These articles were published in the Spectacular Slovakia travel guide, published annually by The Slovak Spectator since 1996. The latest editions can be obtained from our online shop.



Zborov

Enticing day-trip

    
 
 photo: Ján Svrček

An unassuming little village with fewer than 2,400 residents, Zborov would seem to be nothing more than a pit-stop on the road from Bardejov to Svidník. Surprisingly enough, though, there are two sites in Zborov that make it an enticing day-trip.

The first site is a military cemetery on the village outskirts honouring German soldiers slain in World War II. Slovakia is peppered with monuments to Russian and Czechoslovak soldiers, but this was the first memorial of any kind I’d seen in memory of the Nazis. (On later travels, I found a similar cemetery outside Svidník; there is also a German monument in the Humenné cemetery.)

The second site is the Zborov castle ruin, set off on a hill south of the village. Getting to the ruin can be a confusing affair. While walking towards the castle from the main bus-stop, visitors come to a fork. To the left is a road that appears to lead straight to the castle. To the right - the main highway back to Bardejov - is a red trail sign marker. Ignore the sign and instead head straight through the village. It appears that the locals want to send hikers on a roundabout loop to the castle because the main road passes an unsightly Roma ghetto on the river (which is visible from the ruin anyway).

Another warning: while hiking up, you may encounter a filthy, nearly impassable route to the top. On my visit, the 20-minute walk involved trudging through a boggy swamp laden with trash, then slipping up the muddy ascent under the forest canopy until reaching the summit, where there were large plastic boxes and even more trash strewn about. Hardly a pleasant site.

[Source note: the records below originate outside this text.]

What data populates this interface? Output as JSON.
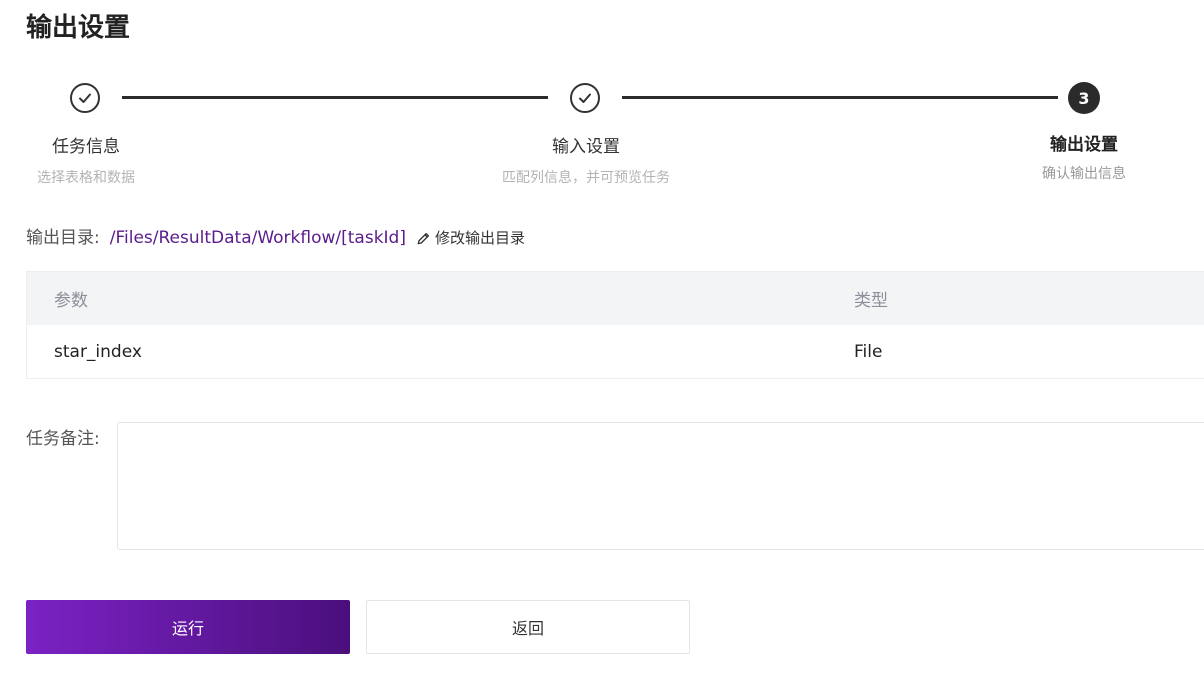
{
  "page": {
    "title": "输出设置"
  },
  "steps": [
    {
      "title": "任务信息",
      "desc": "选择表格和数据",
      "status": "done"
    },
    {
      "title": "输入设置",
      "desc": "匹配列信息，并可预览任务",
      "status": "done"
    },
    {
      "number": "3",
      "title": "输出设置",
      "desc": "确认输出信息",
      "status": "active"
    }
  ],
  "output_dir": {
    "label": "输出目录:",
    "path": "/Files/ResultData/Workflow/[taskId]",
    "edit_label": "修改输出目录"
  },
  "table": {
    "headers": {
      "param": "参数",
      "type": "类型"
    },
    "rows": [
      {
        "param": "star_index",
        "type": "File"
      }
    ]
  },
  "notes": {
    "label": "任务备注:",
    "value": ""
  },
  "buttons": {
    "run": "运行",
    "back": "返回"
  },
  "colors": {
    "accent": "#5a1c8c",
    "primary_gradient_start": "#7b22c4",
    "primary_gradient_end": "#4a0f7c"
  }
}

But the scene improves dramatically once you duck under the crumbling archway marking the entrance. The outer wall, nearly all of which is still standing, surrounds a lofty crumbling tower edifice. And although it was first erected in the 14th century, the ruin is still largely intact. So much so, in fact, that it is easy to imagine how the castle must have looked in the 16th century when it was the northernmost Hungarian Kingdom fortification along the Polish border.

- Chris Togneri


These articles and related information were published in Spectacular Slovakia 2002.